Con paso sereno, desandaron el camino que los llevó al despacho del militar, rumbo a la salida.
—¿Pocos días para aclimatarse al pueblo? –dijo “Pérez”, entablando una conversación intrascendente.
—Pocos días, pocos días –respondió AC con desgano.
—No ha tenido tiempo entonces que le cuenten las historias que se repiten sobre este lugar.
—No, en absoluto. Nadie parece muy afecto a hablar. Tampoco yo soy muy conversador –expresó mientras repasaba la consigna aprendida de la hoja que le entregó el coronel.
—Es un pueblo en apariencia tranquilo, pero que vive abrumado por pesadillas absurdas. Lo fundaron los españoles que se volvieron locos buscando oro y plata. Mataron a todos los indios y después se mataron entre ellos. Algunos dicen que, muertos de sed, primero se bebieron sus orines, después se bebieron sus sangres, y al final, hambrientos, se comieron sus carnes. No quedó ninguno.
La gente es poco accesible y amistosa. Tendrán miedo de que los asalte la locura de los conquistadores y se coman entre ellos. Acá joden tupido con la antropofagia de los conquistadores. Se recomienda tener cuidado de esos antropófagos que suponen exquisito el sabor de la carne de los forasteros. Visitante que llega, no sale vivo. Lo devoran las circunstancias.
AC no supo disimular su asombro.
—Por razones de Estado, no me pregunte cuáles, las fuerzas militares siempre han mandado acá, esté quien esté en el gobierno, incluso desde antes de la independencia. Todo lo que se respira acá es marcial. Todo.

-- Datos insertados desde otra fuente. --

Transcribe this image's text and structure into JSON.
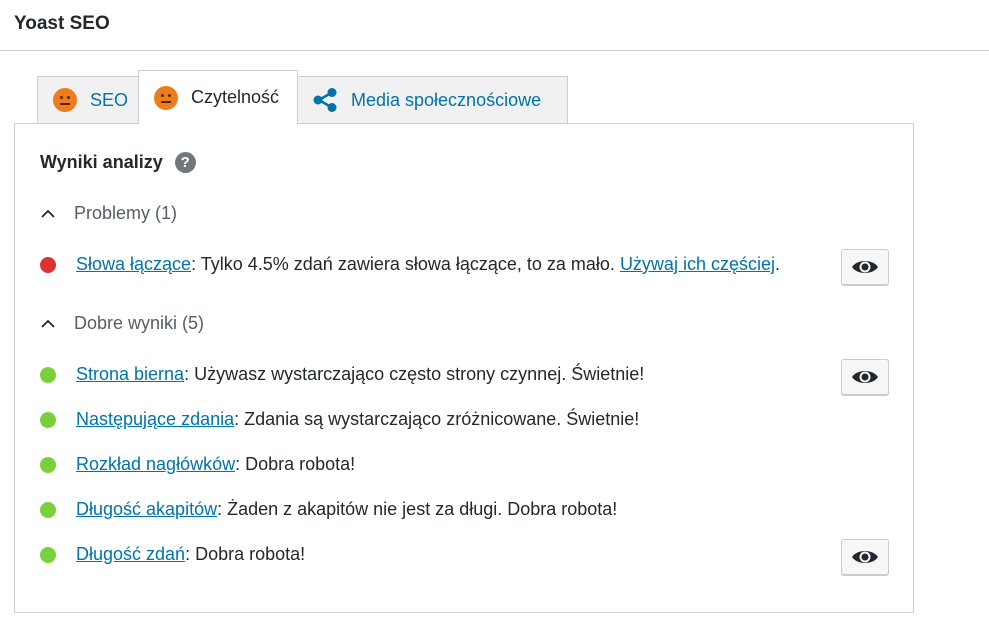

AC alzó la vista y miró a su anfitrión, aún perplejo por el extraño comentario sobre “el exquisito sabor de la carne de los forasteros. Visitante que llega, no sale vivo”.
—Necesito orinar –dijo tomándose la bragueta y desbaratando con el comentario las disgregaciones del ocasional anfitrión.
—¿Quiere ir a un baño o mea en un árbol? Están resecos, así que su meada no los va a perjudicar.
—En el árbol está bien.
“Pérez” retrocedió unos metros hacia la casa. Ignoraba si AC podía escuchar el tamborileo, aquel, constante, repetitivo, como quien piensa una melodía y la acompaña percutiendo una tabla gastada. Estaba tan acostumbrado a escuchar aquellos golpecitos que podía reconocerlos a metros de distancia. Desde la mañana temprana, se repetían los sonidos monocromos que se estiraban por la casona uniformemente. El ilustre podía repetir eso mecánicamente, durante horas, como autista. Había mañanas que eran calmas y otras, un padecimiento; las tardes eran invariablemente ruidosas, aunque no provocaban escándalo alguno. Las noches eran, las más de las veces, atormentadoras, para quien no estuviera familiarizado con las intimidades de “La Reliquia”.
Cuando “Pérez” iba a despedir al visitante, dijo sin mediar conversación:
—Acá, cuando nos despedimos, tenemos un dicho.
—¿Cuál es? ¿Se puede saber? –preguntó AC.
—“Cuidate de Reinafé22. El camino nunca está despejado, es peligroso.”
Se saludaron sin formalidades en la tranquera. AC nunca pudo comprender el significado de aquella despedida. A medida que caminaba de regreso por la callejuela, los ojos observadores parecían haber entornado los párpados, serenados de la actitud nada beligerante de la visita. No insinuaron amistad y dejaron sentir su indiferencia.
La calle de regreso al hotelucho se crispó de unas angustias hechas de polvo reseco, que el viento se empecinaba en importunar incesante. Ese viento bufón alzaba como unos hilos rotos de calor abrasador y los arrojaba para que cayeran sobre el caminante como púas calientes. AC transpiraba copiosamente. Obsesivo, repasaba los sucesos recientes.
Al llegar al hotel, se dirigió a su habitación sin detenerse. ¿Podría rezar, sentir a su Dios a su lado, dictándole palabras aliviadoras que lo dispusieran a la serenidad? Tal vez los “Diálogos…” le dieron ese estado de ánimo que buscaba.
Se recostó en su cama, y se quedó dormitando; no había ni una violencia que lo incomodara. El viejo a cargo del hotelucho, oculto, observaba la escena con complacencia; bastaría un plomo ardiente para mandar al infierno al huésped ese, que salivaba inconsciente al reposar boquiabierto.